Das ist nicht nur ärgerlich, sondern stellt für Unternehmen und Verwaltung eine echte Herausforderung dar. Besonders bei mehreren Beteiligten wird es schnell unübersichtlich. Werden nämlich Einnahmen doppelt erfasst oder fordern mehrere Gemeinden für denselben Vorgang Gewerbesteuer, droht Unternehmen eine doppelte Belastung. Eine Gemeinde wird am Ende die vereinnahmte Gewerbesteuer zurückzahlen müssen. Welche das ist, entscheidet das Finanzamt auf Antrag des Unternehmens. Diese Entscheidung ist für die betroffene Gemeinde bindend. Entscheidend ist nicht, ob der Steuerbescheid der anderen Gemeinde korrekt war, sondern wer tatsächlich zuständig, also hebeberechtigt ist.

Kommune sollte Rücklagen bilden 

Wird eine fristgerechte Aufhebung des Steuerbescheides und anschließende Rückzahlung beantragt und liegen die Voraussetzungen vor, muss die betroffene Gemeinde die danach zu Unrecht vereinnahmte Gewerbesteuer erstatten – ohne Ermessensspielraum. Kommunen sollten im Zweifel darauf vorbereitet sein, Rücklagen bilden und bei Rückforderungen gemeinsam mit allen Beteiligten nach Lösungen suchen. Denn unerwartet hohe Rückforderungen können die Haushaltsplanung und den Haushalt erheblich belasten. Hinzukommen Zinsen: Muss eine Gemeinde Gewerbesteuern zurückzahlen, fallen meist Zinsen an. Pro Monat seit der Steuerfestsetzung steigt der Betrag um ein halbes Prozent – aber nur auf tatsächlich festgesetzte und noch offene Beträge. Das kann die Haushaltskasse noch zusätzlich belasten, besonders bei hohen Summen.

Haushaltsrechtliche Folgen und Handlungsmöglichkeiten

Unerwartete Rückzahlungen von Gewerbesteuern – oft mit Zinsen – können Kommunen finanziell belasten und wichtige Projekte verzögern oder gar verhindern. Erreicht ein solcher Rückzahlungsbescheid die Gemeinde, muss das Geld schnell zurückgezahlt werden; eine Stundung ist nicht möglich. Auch bei finanziellen Engpässen gilt: Die Gemeinde muss direkt zahlen, Sonderbehandlungen sind nicht vorgesehen. Es gilt auch keine Form von Vertrauensschutz. Bereits vereinnahmte und ausgegebene Gewerbesteuern sind nicht automatisch sicher. Auch langjährige Zahlungen sind keine Garantie; Rückzahlungspflichten enden erst, wenn eine doppelte Festsetzung vom betroffenen Unternehmen eindeutig akzeptiert wurde. Das wird nur äußerst selten der Fall sein.
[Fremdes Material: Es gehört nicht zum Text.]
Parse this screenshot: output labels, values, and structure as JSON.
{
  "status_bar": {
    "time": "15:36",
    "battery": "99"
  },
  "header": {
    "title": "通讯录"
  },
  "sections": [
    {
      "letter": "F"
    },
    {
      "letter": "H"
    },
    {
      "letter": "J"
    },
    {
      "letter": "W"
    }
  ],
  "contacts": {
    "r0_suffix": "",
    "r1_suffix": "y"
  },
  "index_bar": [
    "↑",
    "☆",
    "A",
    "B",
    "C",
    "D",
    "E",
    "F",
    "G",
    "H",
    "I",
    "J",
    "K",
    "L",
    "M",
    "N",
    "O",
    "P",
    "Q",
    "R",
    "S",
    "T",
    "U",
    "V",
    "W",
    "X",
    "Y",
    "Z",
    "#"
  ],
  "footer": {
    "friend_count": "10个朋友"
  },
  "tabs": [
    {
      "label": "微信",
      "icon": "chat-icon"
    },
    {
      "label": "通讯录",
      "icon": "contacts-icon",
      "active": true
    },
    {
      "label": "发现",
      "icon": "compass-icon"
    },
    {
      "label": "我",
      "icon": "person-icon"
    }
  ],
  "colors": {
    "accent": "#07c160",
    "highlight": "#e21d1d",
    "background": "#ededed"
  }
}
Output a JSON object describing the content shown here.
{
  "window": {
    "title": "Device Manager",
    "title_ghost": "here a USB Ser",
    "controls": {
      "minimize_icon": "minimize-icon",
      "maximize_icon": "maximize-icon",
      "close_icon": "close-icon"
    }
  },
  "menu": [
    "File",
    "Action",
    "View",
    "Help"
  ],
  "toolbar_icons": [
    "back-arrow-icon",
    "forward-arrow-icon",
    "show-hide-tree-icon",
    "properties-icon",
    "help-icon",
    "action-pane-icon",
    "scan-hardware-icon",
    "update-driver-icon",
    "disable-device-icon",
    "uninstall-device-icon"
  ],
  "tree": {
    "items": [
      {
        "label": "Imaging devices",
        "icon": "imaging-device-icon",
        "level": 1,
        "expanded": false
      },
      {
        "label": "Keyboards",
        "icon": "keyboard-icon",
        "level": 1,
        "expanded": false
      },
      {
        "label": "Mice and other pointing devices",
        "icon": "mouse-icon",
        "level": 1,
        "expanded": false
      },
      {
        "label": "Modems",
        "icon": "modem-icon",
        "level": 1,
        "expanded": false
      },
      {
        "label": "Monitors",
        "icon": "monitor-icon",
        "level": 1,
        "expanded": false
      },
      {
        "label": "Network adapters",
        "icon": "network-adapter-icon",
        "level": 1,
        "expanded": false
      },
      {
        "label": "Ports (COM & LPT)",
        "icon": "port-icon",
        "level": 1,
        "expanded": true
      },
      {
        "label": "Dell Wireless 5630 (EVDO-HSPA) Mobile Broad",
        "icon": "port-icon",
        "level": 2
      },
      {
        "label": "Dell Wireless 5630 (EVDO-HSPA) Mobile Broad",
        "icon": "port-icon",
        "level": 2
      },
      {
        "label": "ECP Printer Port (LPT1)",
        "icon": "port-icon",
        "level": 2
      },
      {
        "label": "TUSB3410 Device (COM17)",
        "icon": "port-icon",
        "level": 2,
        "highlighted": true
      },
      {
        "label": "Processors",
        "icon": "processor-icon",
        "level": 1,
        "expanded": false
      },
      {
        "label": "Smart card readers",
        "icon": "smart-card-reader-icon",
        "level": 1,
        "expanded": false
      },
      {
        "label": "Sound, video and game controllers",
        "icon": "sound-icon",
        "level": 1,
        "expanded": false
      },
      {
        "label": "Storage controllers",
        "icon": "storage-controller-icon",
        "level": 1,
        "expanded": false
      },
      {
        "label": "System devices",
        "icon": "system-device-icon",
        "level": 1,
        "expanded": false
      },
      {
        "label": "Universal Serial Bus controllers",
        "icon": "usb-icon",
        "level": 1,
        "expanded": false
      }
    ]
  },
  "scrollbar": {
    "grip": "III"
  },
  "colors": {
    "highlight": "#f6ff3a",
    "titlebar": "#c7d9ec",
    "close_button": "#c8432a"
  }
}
Für die Kämmerei heißt das: Stets wachsam bleiben und mögliche Rückforderungen im Blick behalten. Das ist zwar mitunter frustrierend, eröffnet aber die Chance, gemeinsam mit dem Unternehmen pragmatische Lösungen zu suchen und die Finanzplanung aktiv zu gestalten. Im Ernstfall sollte die Gemeinde offen und mit Verhandlungsgeschick Alternativen wie Ratenzahlung oder flexible Absprachen prüfen. Zwar kann die Kommune solche Regelungen nicht einseitig bestimmen, doch wer umsichtig und kreativ handelt, wahrt die Handlungsfähigkeit der Gemeinde.

Handlungsfähigkeit sichern

Haushaltsplanung bleibt stets ein Balanceakt: Rückzahlungen und Zinsen können den Gemeindehaushalt stark belasten, trotzdem müssen zentrale Aufgaben wie Straßen, Kitas oder Feuerwehr weiterhin gesichert bleiben. Priorität hat die Funktionsfähigkeit der Verwaltung – auch bei knappen Mitteln. Um wichtige Projekte nicht zu gefährden, sollten Gemeinden frühzeitig Ausgaben auf Notwendigkeit prüfen und Sparpotenziale identifizieren. Neue Kredite sind nur als letzte Option sinnvoll; besser ist es, Reserven zu bilden und vorhandene Mittel gezielt einzusetzen.

Rückzahlungen von Gewerbesteuern belasten das Haushaltsbudget dabei oft unerwartet  und zusätzlich. Besonders dann, wenn Mittel bereits für Projekte wie Kita-Ausbau oder Sporthallenreparaturen eingeplant waren, ist schnelles Umsteuern gefragt. Möglicherweise braucht es einen Nachtragshaushalt oder eine (globale) Haushaltssperre. In Notlagen kann auch das Land angefragt werden, wobei gute Vorbereitung und solide Argumente nötig sind, um Mittel aus dem Ausgleichsstock bzw. Bedarfszuweisungen zu erhalten.